Internet voting has been trialled in several countries so far, since it was first piloted in some US states in 2000. Estonia is leading the way , with a quarter of votes at its 2011 national election being cast online. The likes of the UAE, Australia, France, Canada, Mexico, Switzerland, India and Norway are also experimenting with internet voting.
There could be many benefits to voting online, not least the opportunity to engage more young people with politics. I was speaking to my friend Vladas Lasas, who is running for President in Lithuania, and he pointed out how the tech-savvy youth of his country (and the wider world) are the "sleeping giants" of politics. They feel disconnected from politics and the action of going to vote is not appealing.
This year is the first time ever it is possible for Lithuanian citizens to make endorsements online.

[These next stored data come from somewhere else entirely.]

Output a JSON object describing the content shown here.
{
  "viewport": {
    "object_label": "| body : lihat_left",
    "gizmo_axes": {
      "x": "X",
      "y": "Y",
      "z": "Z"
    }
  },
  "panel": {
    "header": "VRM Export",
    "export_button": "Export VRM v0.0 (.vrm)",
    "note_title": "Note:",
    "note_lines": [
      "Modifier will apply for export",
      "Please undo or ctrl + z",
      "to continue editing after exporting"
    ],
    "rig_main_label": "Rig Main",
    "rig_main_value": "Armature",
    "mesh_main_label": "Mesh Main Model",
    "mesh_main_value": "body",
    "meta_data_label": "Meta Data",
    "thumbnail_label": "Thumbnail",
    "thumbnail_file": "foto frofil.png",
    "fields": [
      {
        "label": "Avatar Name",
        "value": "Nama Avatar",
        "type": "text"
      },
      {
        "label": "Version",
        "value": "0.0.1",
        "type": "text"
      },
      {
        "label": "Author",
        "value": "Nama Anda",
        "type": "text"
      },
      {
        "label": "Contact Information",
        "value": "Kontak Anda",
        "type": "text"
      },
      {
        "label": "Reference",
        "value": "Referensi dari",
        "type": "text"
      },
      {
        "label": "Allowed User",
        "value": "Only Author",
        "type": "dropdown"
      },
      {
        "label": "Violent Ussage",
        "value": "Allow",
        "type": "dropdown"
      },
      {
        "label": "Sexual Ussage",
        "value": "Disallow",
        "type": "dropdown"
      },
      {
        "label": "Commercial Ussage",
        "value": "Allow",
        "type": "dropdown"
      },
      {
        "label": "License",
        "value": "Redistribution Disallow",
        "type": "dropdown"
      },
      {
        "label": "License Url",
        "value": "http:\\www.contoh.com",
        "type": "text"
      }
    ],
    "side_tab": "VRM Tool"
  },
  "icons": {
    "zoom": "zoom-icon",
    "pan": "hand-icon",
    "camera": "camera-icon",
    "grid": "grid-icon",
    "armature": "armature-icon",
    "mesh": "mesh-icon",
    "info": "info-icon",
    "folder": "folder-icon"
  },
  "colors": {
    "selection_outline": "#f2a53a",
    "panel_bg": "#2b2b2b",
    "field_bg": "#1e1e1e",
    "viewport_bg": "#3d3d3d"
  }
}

It will be interesting to see if more young people get involved, and more candidates from outside traditional political backgrounds are inclined to run for office.
Vladas happens to be one of Virgin Galactic's future astronauts, so if he is elected he could become the first President in space! Who knows, perhaps one day our astronauts could vote while they are in orbit, as some US astronauts already can.
There are drawbacks that would need to be investigated thoroughly, not least the need for security and reliability. Yet, in an age when services like banking online are common and secure, why couldn't voting online work too? If developed well, it could help reduce, rather than increase, election fraud.
John Bercow, the Speaker of the Commons in the UK, started an independent commission on digital democracy last year, which will seriously look into the possibility of introducing electronic voting at elections. It will be fascinating to see its results.
Do you think internet voting is a good idea?